To legally sell any type of tobacco product in the United States, you need a license. Most vendors can secure the appropriate license from their local and state governments. In some cases, agents from the federal Bureau of Alcohol, Tobacco, Firearms and Explosives investigate cases of illegal tobacco diversion, which can lead to incarceration and hefty fines.
In the United States, people buying any type of tobacco product or paraphernalia, such as rolling papers or pipes, must be at least 18 years old. Vendors who fail to check photo identification cards to validate the ages of customers who might be under the age of 18 are subject to fines; in New York City, such fines begin at $1,000. Also, anyone handling or selling tobacco must be at least 18 years of age.
Licensing Application Basics
If you operate a business in Mississippi and wish to sell tobacco, you must apply for a license through the state Department of Revenue. As of 2011, there is no cost to apply for a Mississippi tobacco retail license, but vendors must charge taxes of 85 cents per pack of 25 cigarettes. New York City vendors apply for licensing through the city’s Department of Consumer Affairs; as of 2011, the cost for tobacco retail applications ranged from $85 to $110.
Documentation requirements for a tobacco licensing application depend upon your city and state of business operations. Some states like Mississippi merely request basic personal and business identifying information, such as names, addresses, and tax identification numbers. New York City officials demand extensive documentation, including proof of being current on any child support obligations, evidence of home address and proof of business address.

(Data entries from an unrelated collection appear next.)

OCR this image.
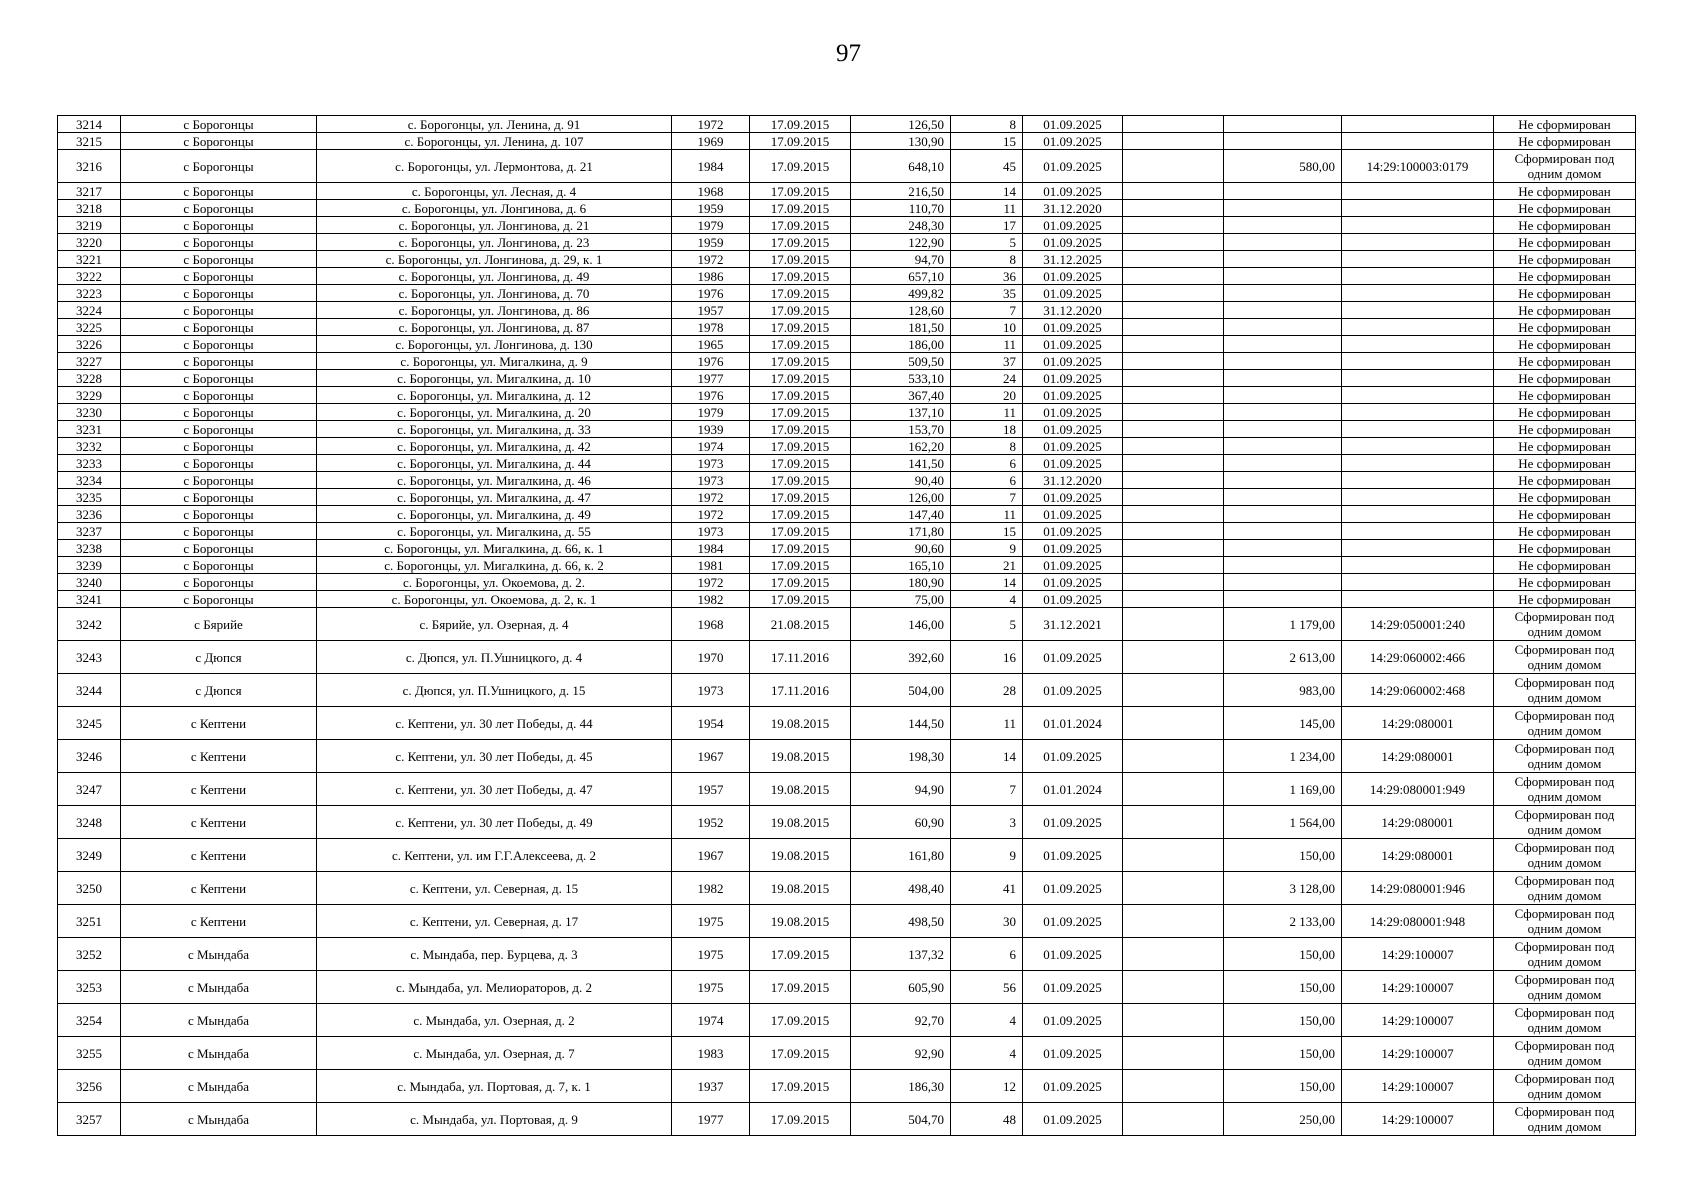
97
3214	с Борогонцы	с. Борогонцы, ул. Ленина, д. 91	1972	17.09.2015	126,50	8	01.09.2025				Не сформирован
3215	с Борогонцы	с. Борогонцы, ул. Ленина, д. 107	1969	17.09.2015	130,90	15	01.09.2025				Не сформирован
3216	с Борогонцы	с. Борогонцы, ул. Лермонтова, д. 21	1984	17.09.2015	648,10	45	01.09.2025		580,00	14:29:100003:0179	Сформирован под одним домом
3217	с Борогонцы	с. Борогонцы, ул. Лесная, д. 4	1968	17.09.2015	216,50	14	01.09.2025				Не сформирован
3218	с Борогонцы	с. Борогонцы, ул. Лонгинова, д. 6	1959	17.09.2015	110,70	11	31.12.2020				Не сформирован
3219	с Борогонцы	с. Борогонцы, ул. Лонгинова, д. 21	1979	17.09.2015	248,30	17	01.09.2025				Не сформирован
3220	с Борогонцы	с. Борогонцы, ул. Лонгинова, д. 23	1959	17.09.2015	122,90	5	01.09.2025				Не сформирован
3221	с Борогонцы	с. Борогонцы, ул. Лонгинова, д. 29, к. 1	1972	17.09.2015	94,70	8	31.12.2025				Не сформирован
3222	с Борогонцы	с. Борогонцы, ул. Лонгинова, д. 49	1986	17.09.2015	657,10	36	01.09.2025				Не сформирован
3223	с Борогонцы	с. Борогонцы, ул. Лонгинова, д. 70	1976	17.09.2015	499,82	35	01.09.2025				Не сформирован
3224	с Борогонцы	с. Борогонцы, ул. Лонгинова, д. 86	1957	17.09.2015	128,60	7	31.12.2020				Не сформирован
3225	с Борогонцы	с. Борогонцы, ул. Лонгинова, д. 87	1978	17.09.2015	181,50	10	01.09.2025				Не сформирован
3226	с Борогонцы	с. Борогонцы, ул. Лонгинова, д. 130	1965	17.09.2015	186,00	11	01.09.2025				Не сформирован
3227	с Борогонцы	с. Борогонцы, ул. Мигалкина, д. 9	1976	17.09.2015	509,50	37	01.09.2025				Не сформирован
3228	с Борогонцы	с. Борогонцы, ул. Мигалкина, д. 10	1977	17.09.2015	533,10	24	01.09.2025				Не сформирован
3229	с Борогонцы	с. Борогонцы, ул. Мигалкина, д. 12	1976	17.09.2015	367,40	20	01.09.2025				Не сформирован
3230	с Борогонцы	с. Борогонцы, ул. Мигалкина, д. 20	1979	17.09.2015	137,10	11	01.09.2025				Не сформирован
3231	с Борогонцы	с. Борогонцы, ул. Мигалкина, д. 33	1939	17.09.2015	153,70	18	01.09.2025				Не сформирован
3232	с Борогонцы	с. Борогонцы, ул. Мигалкина, д. 42	1974	17.09.2015	162,20	8	01.09.2025				Не сформирован
3233	с Борогонцы	с. Борогонцы, ул. Мигалкина, д. 44	1973	17.09.2015	141,50	6	01.09.2025				Не сформирован
3234	с Борогонцы	с. Борогонцы, ул. Мигалкина, д. 46	1973	17.09.2015	90,40	6	31.12.2020				Не сформирован
3235	с Борогонцы	с. Борогонцы, ул. Мигалкина, д. 47	1972	17.09.2015	126,00	7	01.09.2025				Не сформирован
3236	с Борогонцы	с. Борогонцы, ул. Мигалкина, д. 49	1972	17.09.2015	147,40	11	01.09.2025				Не сформирован
3237	с Борогонцы	с. Борогонцы, ул. Мигалкина, д. 55	1973	17.09.2015	171,80	15	01.09.2025				Не сформирован
3238	с Борогонцы	с. Борогонцы, ул. Мигалкина, д. 66, к. 1	1984	17.09.2015	90,60	9	01.09.2025				Не сформирован
3239	с Борогонцы	с. Борогонцы, ул. Мигалкина, д. 66, к. 2	1981	17.09.2015	165,10	21	01.09.2025				Не сформирован
3240	с Борогонцы	с. Борогонцы, ул. Окоемова, д. 2.	1972	17.09.2015	180,90	14	01.09.2025				Не сформирован
3241	с Борогонцы	с. Борогонцы, ул. Окоемова, д. 2, к. 1	1982	17.09.2015	75,00	4	01.09.2025				Не сформирован
3242	с Бярийе	с. Бярийе, ул. Озерная, д. 4	1968	21.08.2015	146,00	5	31.12.2021		1 179,00	14:29:050001:240	Сформирован под одним домом
3243	с Дюпся	с. Дюпся, ул. П.Ушницкого, д. 4	1970	17.11.2016	392,60	16	01.09.2025		2 613,00	14:29:060002:466	Сформирован под одним домом
3244	с Дюпся	с. Дюпся, ул. П.Ушницкого, д. 15	1973	17.11.2016	504,00	28	01.09.2025		983,00	14:29:060002:468	Сформирован под одним домом
3245	с Кептени	с. Кептени, ул. 30 лет Победы, д. 44	1954	19.08.2015	144,50	11	01.01.2024		145,00	14:29:080001	Сформирован под одним домом
3246	с Кептени	с. Кептени, ул. 30 лет Победы, д. 45	1967	19.08.2015	198,30	14	01.09.2025		1 234,00	14:29:080001	Сформирован под одним домом
3247	с Кептени	с. Кептени, ул. 30 лет Победы, д. 47	1957	19.08.2015	94,90	7	01.01.2024		1 169,00	14:29:080001:949	Сформирован под одним домом
3248	с Кептени	с. Кептени, ул. 30 лет Победы, д. 49	1952	19.08.2015	60,90	3	01.09.2025		1 564,00	14:29:080001	Сформирован под одним домом
3249	с Кептени	с. Кептени, ул. им Г.Г.Алексеева, д. 2	1967	19.08.2015	161,80	9	01.09.2025		150,00	14:29:080001	Сформирован под одним домом
3250	с Кептени	с. Кептени, ул. Северная, д. 15	1982	19.08.2015	498,40	41	01.09.2025		3 128,00	14:29:080001:946	Сформирован под одним домом
3251	с Кептени	с. Кептени, ул. Северная, д. 17	1975	19.08.2015	498,50	30	01.09.2025		2 133,00	14:29:080001:948	Сформирован под одним домом
3252	с Мындаба	с. Мындаба, пер. Бурцева, д. 3	1975	17.09.2015	137,32	6	01.09.2025		150,00	14:29:100007	Сформирован под одним домом
3253	с Мындаба	с. Мындаба, ул. Мелиораторов, д. 2	1975	17.09.2015	605,90	56	01.09.2025		150,00	14:29:100007	Сформирован под одним домом
3254	с Мындаба	с. Мындаба, ул. Озерная, д. 2	1974	17.09.2015	92,70	4	01.09.2025		150,00	14:29:100007	Сформирован под одним домом
3255	с Мындаба	с. Мындаба, ул. Озерная, д. 7	1983	17.09.2015	92,90	4	01.09.2025		150,00	14:29:100007	Сформирован под одним домом
3256	с Мындаба	с. Мындаба, ул. Портовая, д. 7, к. 1	1937	17.09.2015	186,30	12	01.09.2025		150,00	14:29:100007	Сформирован под одним домом
3257	с Мындаба	с. Мындаба, ул. Портовая, д. 9	1977	17.09.2015	504,70	48	01.09.2025		250,00	14:29:100007	Сформирован под одним домом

Federal laws bar sales of clove-flavored, candy-flavored and fruit-flavored cigarettes. Only tobacco bars can sell loose tobacco products with chocolate, fruit, honey, vanilla, herb, dessert, spice or alcohol flavors. No establishment can legally sell single cigarettes. Most states, including Wisconsin, Mississippi and New York, require vendors to post signage that tobacco sales to people under the age of 18 are prohibited. This rule also applies to any tobacco vending machines, which generally must be located in establishments such as bars. All tobacco products sold must remain in their original containers; federal laws also require any tobacco product sold carry a warning about the potential health risks of usage including cancer.